The ground bark was then imported to Europe and quickly prized. But Peru prohibited exporting Cinchona seeds. So, as colonialism and hard-drinking officers created more need, the supply of Peruvian Cinchona bark could not keep up with demand. Prices sky rocketed - at one point, the cost of the bark powder was its weight in gold - and the bark was over harvested. The Cinchona tree became nearly extinct.
In 1862, Charles Ledger smuggled Cinchona seedlings out of Peru and sold them to the Dutch government. Holland set up large plantations in Java, their colony in Indonesia. In later years synthetic quinine was used but Q Tonic has returned Peruvian quinine to the essence of tonic water. Q Tonic uses the hand picked hand-picked quinine and Mexican organic agave in their tonic water. The agave is a sweetener and gives the tonic a slightly earthy flavour.

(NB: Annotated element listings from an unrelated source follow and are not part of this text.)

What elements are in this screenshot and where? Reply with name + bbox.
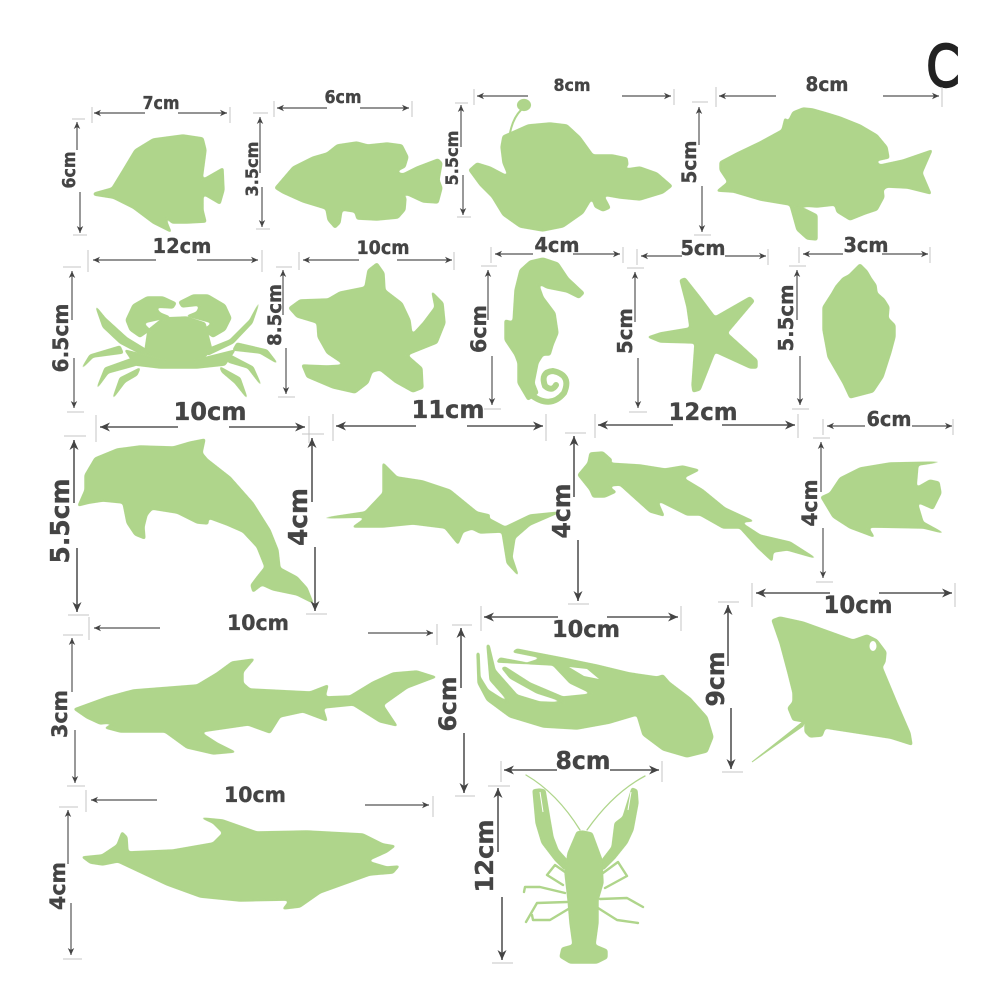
- dimension: 3.5cm height: [243, 113, 270, 229]
- dimension: 4cm height: 4cm: [46, 862, 71, 910]
- dimension: 8cm width: [501, 746, 662, 782]
- sticker: angelfish: [821, 462, 943, 537]
- dimension: 11cm width: [333, 395, 546, 441]
- dimension: 12cm width: 12cm: [152, 234, 212, 258]
- dimension: 5.5cm height: [46, 436, 89, 615]
- dimension: 10cm width: 10cm: [824, 591, 892, 619]
- dimension: 6cm height: 6cm: [434, 676, 462, 732]
- sticker: swimming dolphin: [82, 818, 399, 909]
- dimension: 5cm height: [613, 268, 647, 412]
- dimension: 8cm width: [716, 73, 942, 107]
- dimension: 6cm height: [434, 625, 475, 796]
- dimension: 8cm width: 8cm: [806, 73, 848, 96]
- dimension: 7cm width: [92, 94, 230, 123]
- dimension: 10cm width: [86, 783, 433, 817]
- dimension: 10cm width: 10cm: [174, 397, 246, 426]
- sticker: butterfly fish: [94, 135, 224, 232]
- dimension: 5cm height: [678, 102, 711, 235]
- sticker: sea turtle: [289, 263, 445, 393]
- sticker: crayfish: [524, 775, 645, 963]
- dimension: 4cm height: [798, 438, 833, 582]
- sticker: crab: [82, 295, 277, 398]
- dimension: 6.5cm height: 6.5cm: [49, 304, 73, 372]
- dimension: 8.5cm height: 8.5cm: [264, 284, 286, 346]
- dimension: 6cm height: [60, 119, 87, 235]
- dimension: 6cm width: 6cm: [866, 407, 912, 431]
- dimension: 4cm height: 4cm: [284, 488, 314, 546]
- dimension: 12cm width: [595, 398, 798, 438]
- sticker: round fish: [275, 142, 442, 228]
- dimension: 8cm width: 8cm: [554, 76, 590, 96]
- dimension: 5.5cm height: [774, 266, 809, 409]
- dimension: 8cm width: 8cm: [556, 746, 610, 775]
- dimension: 5.5cm height: 5.5cm: [46, 478, 76, 564]
- dimension: 6cm width: [274, 88, 412, 117]
- dimension: 5cm width: [637, 236, 768, 265]
- dimension: 10cm width: [96, 397, 324, 443]
- dimension: 5cm width: 5cm: [680, 236, 726, 260]
- sticker: swordfish: [325, 463, 560, 575]
- dimension: 3cm height: [48, 635, 85, 786]
- dimension: 10cm width: [481, 606, 681, 643]
- dimension: 3cm height: 3cm: [48, 690, 73, 738]
- dimension: 10cm width: 10cm: [224, 783, 286, 808]
- dimension: 3cm width: [799, 233, 930, 263]
- dimension: 9cm height: [701, 602, 743, 772]
- dimension: 8.5cm height: [264, 267, 295, 397]
- dimension: 4cm height: 4cm: [547, 484, 576, 538]
- dimension: 6cm height: [467, 266, 501, 409]
- dimension: 10cm width: [299, 238, 454, 270]
- dimension: 8cm width: [474, 76, 674, 105]
- dimension: 4cm height: 4cm: [798, 480, 822, 526]
- dimension: 7cm width: 7cm: [142, 94, 180, 114]
- dimension: 4cm height: [547, 433, 589, 604]
- dimension: 6.5cm height: [49, 267, 84, 412]
- dimension: 9cm height: 9cm: [701, 652, 730, 706]
- dimension: 10cm width: 10cm: [552, 615, 620, 643]
- dimension: 5.5cm height: 5.5cm: [443, 130, 463, 186]
- dimension: 3cm width: 3cm: [844, 233, 888, 257]
- dimension: 6cm width: 6cm: [324, 88, 362, 108]
- sticker: starfish: [648, 278, 757, 392]
- sticker: stingray: [752, 617, 912, 762]
- dimension: 10cm width: 10cm: [356, 238, 410, 259]
- dimension: 10cm width: [89, 611, 437, 645]
- sticker: conch shell: [823, 264, 895, 398]
- dimension: 5cm height: 5cm: [613, 308, 637, 354]
- dimension: 12cm height: 12cm: [470, 820, 499, 892]
- dimension: 12cm width: 12cm: [668, 398, 738, 426]
- dimension: 12cm width: [88, 234, 262, 272]
- sticker: hammerhead shark: [578, 452, 815, 561]
- sticker: leaping dolphin: [78, 439, 313, 603]
- dimension: 4cm height: [46, 807, 82, 959]
- dimension: 3.5cm height: 3.5cm: [243, 142, 263, 196]
- sticker: octopus: [477, 645, 713, 757]
- dimension: 4cm width: [491, 233, 623, 263]
- dimension: 11cm width: 11cm: [412, 395, 484, 424]
- dimension: 5.5cm height: 5.5cm: [774, 284, 798, 352]
- dimension: 4cm width: 4cm: [534, 233, 580, 257]
- dimension: 6cm height: 6cm: [467, 305, 491, 353]
- sticker: anglerfish: [469, 100, 672, 231]
- dimension: 10cm width: [752, 583, 955, 619]
- dimension: 6cm height: 6cm: [60, 152, 80, 188]
- dimension: 5.5cm height: [443, 103, 471, 217]
- set letter C: C: [926, 34, 960, 100]
- dimension: 5cm height: 5cm: [678, 140, 701, 184]
- sticker: shark: [74, 659, 436, 754]
- dimension: 6cm width: [823, 407, 953, 435]
- sticker: large reef fish: [717, 108, 932, 240]
- dimension: 10cm width: 10cm: [227, 611, 289, 636]
- sticker: seahorse: [505, 258, 584, 402]
- dimension: 12cm height: [470, 786, 513, 963]
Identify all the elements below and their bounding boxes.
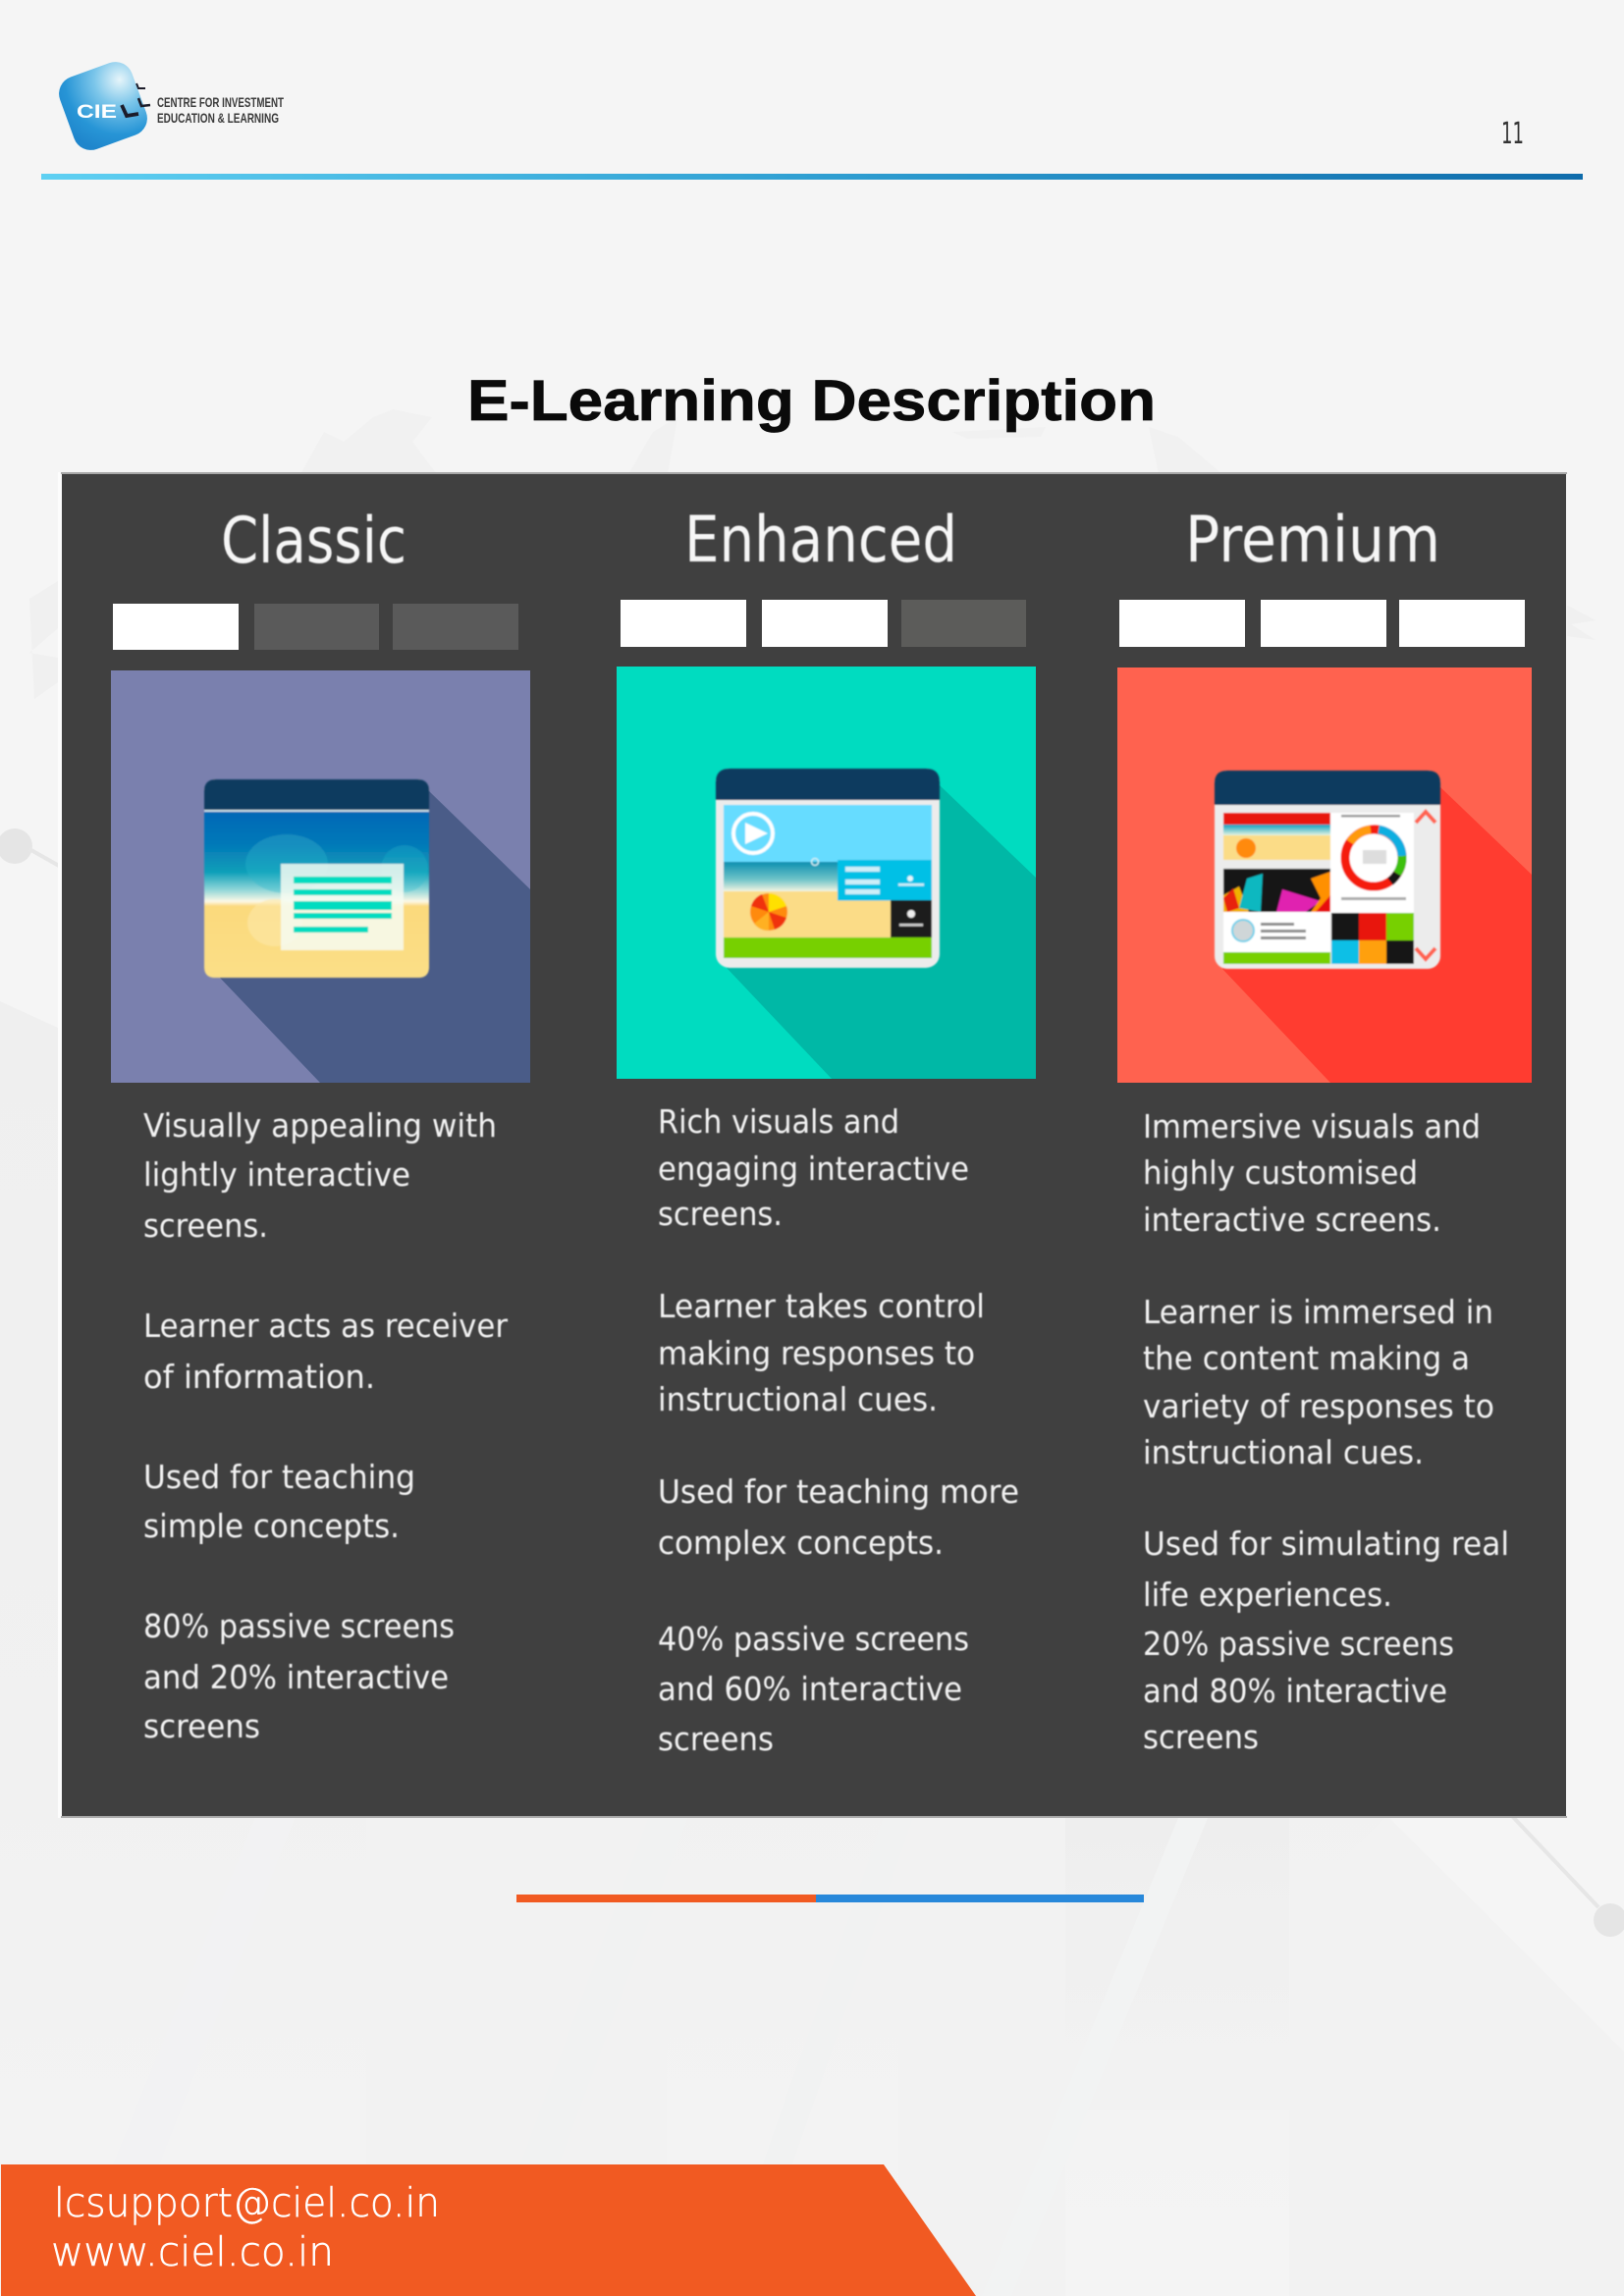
heading: Premium: Premium <box>1185 504 1440 577</box>
text block: enhanced description: and 60% interactive <box>658 1670 962 1708</box>
text block: classic description: and 20% interactive <box>143 1658 449 1696</box>
column: Classic <box>111 505 530 1745</box>
footer email: lcsupport@ciel.co.in <box>54 2179 440 2226</box>
text block: enhanced description: 40% passive screens <box>658 1620 969 1658</box>
text block: classic description: simple concepts. <box>143 1507 400 1545</box>
text block: enhanced description <box>658 1102 1019 1758</box>
logo wordmark <box>157 94 284 126</box>
text block: classic description: 80% passive screens <box>143 1607 455 1645</box>
text block: enhanced description: Rich visuals and <box>658 1102 899 1141</box>
text block: premium description: and 80% interactive <box>1143 1672 1447 1710</box>
column: Premium <box>1117 504 1532 1756</box>
text block: enhanced description: instructional cues. <box>658 1380 938 1418</box>
illustration: premium screen tile <box>1117 667 1532 1083</box>
illustration: enhanced screen tile <box>617 667 1036 1079</box>
text block: enhanced description: engaging interactive <box>658 1149 969 1188</box>
text block: classic description: Learner acts as receiver <box>143 1307 508 1345</box>
footer: contact banner <box>1 2164 976 2296</box>
text block: enhanced description: screens <box>658 1720 774 1758</box>
text block: premium description: 20% passive screens <box>1143 1625 1454 1663</box>
text block: premium description: variety of responses to <box>1143 1387 1494 1425</box>
text block: premium description: instructional cues. <box>1143 1433 1424 1471</box>
level indicator: two of three <box>621 600 1026 647</box>
text block: premium description: Learner is immersed in <box>1143 1293 1493 1331</box>
accent bar <box>516 1895 1144 1902</box>
text block: enhanced description: complex concepts. <box>658 1523 944 1562</box>
text block: premium description: highly customised <box>1143 1153 1418 1192</box>
text block: premium description: Immersive visuals and <box>1143 1107 1481 1146</box>
heading: Classic: Classic <box>221 505 406 578</box>
level indicator: three of three <box>1119 600 1525 647</box>
text block: classic description: Visually appealing with <box>143 1106 497 1145</box>
text block: classic description: screens. <box>143 1206 268 1245</box>
illustration: classic screen tile <box>111 670 530 1083</box>
header rule <box>41 174 1583 180</box>
text block: premium description: Used for simulating real <box>1143 1524 1509 1563</box>
text block: enhanced description: Used for teaching more <box>658 1472 1019 1511</box>
text block: enhanced description: screens. <box>658 1195 783 1233</box>
column: Enhanced <box>617 504 1036 1758</box>
header: logo and organisation name <box>54 57 284 155</box>
logo wordmark: EDUCATION & LEARNING <box>157 110 279 126</box>
text block: premium description: screens <box>1143 1718 1259 1756</box>
text block: classic description: Used for teaching <box>143 1458 415 1496</box>
level indicator: one of three <box>113 604 518 650</box>
panel: e-learning level comparison <box>58 472 1567 1818</box>
text block: premium description: life experiences. <box>1143 1575 1392 1614</box>
title: E-Learning Description <box>467 369 1156 433</box>
footer website: www.ciel.co.in <box>51 2228 334 2275</box>
text block: classic description: lightly interactive <box>143 1155 410 1194</box>
icon: CIEL logo badge: CIE <box>77 102 117 123</box>
text block: enhanced description: making responses to <box>658 1334 975 1372</box>
text block: premium description: interactive screens. <box>1143 1201 1441 1239</box>
text block: classic description: screens <box>143 1707 260 1745</box>
text block: enhanced description: Learner takes control <box>658 1287 985 1325</box>
text block: classic description <box>143 1106 508 1745</box>
page number: 11 <box>1501 117 1524 151</box>
icon: CIEL logo badge <box>54 57 152 155</box>
text block: premium description: the content making a <box>1143 1339 1470 1377</box>
text block: classic description: of information. <box>143 1358 375 1396</box>
heading: Enhanced: Enhanced <box>684 504 957 577</box>
text block: premium description <box>1143 1107 1509 1756</box>
logo wordmark: CENTRE FOR INVESTMENT <box>157 94 284 110</box>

Other tonics which have returned to quinine are Stirrings and Fever-Tree. Stirrings make a range of tonics with triple purified, coal filtered water infused with "Champagne" carbonation. Their tonic is made with triple purified water, cane sugar and extracts of cinchona bark. They also produce Lavender, Rosemary, Basil and Rose Essences.
Fever-Tree takes its name from the Cinchona and is an award winning tonic water. Its co-founders Chris Rolls and Tim Warrillow decided to make a tonic after a tonic tasting event to choose the best tonic to mix with Plymouth Gin. They discovered that:
“all the UK tonics contained artificial sweeteners such as saccharin . . . that all the American mixers used high fructose corn syrup and that . . .the use of cheap lemon aromatics (like decanal) was universal, and without exception all were preserved with sodium benzoate or similar substance.”
Quite rightly they point out that “What was the point of the premium gin, vodka, whisky and rum companies making excellent spirits if they were to be served up with mixers of such poor quality that the whole drinking experience was compromised?”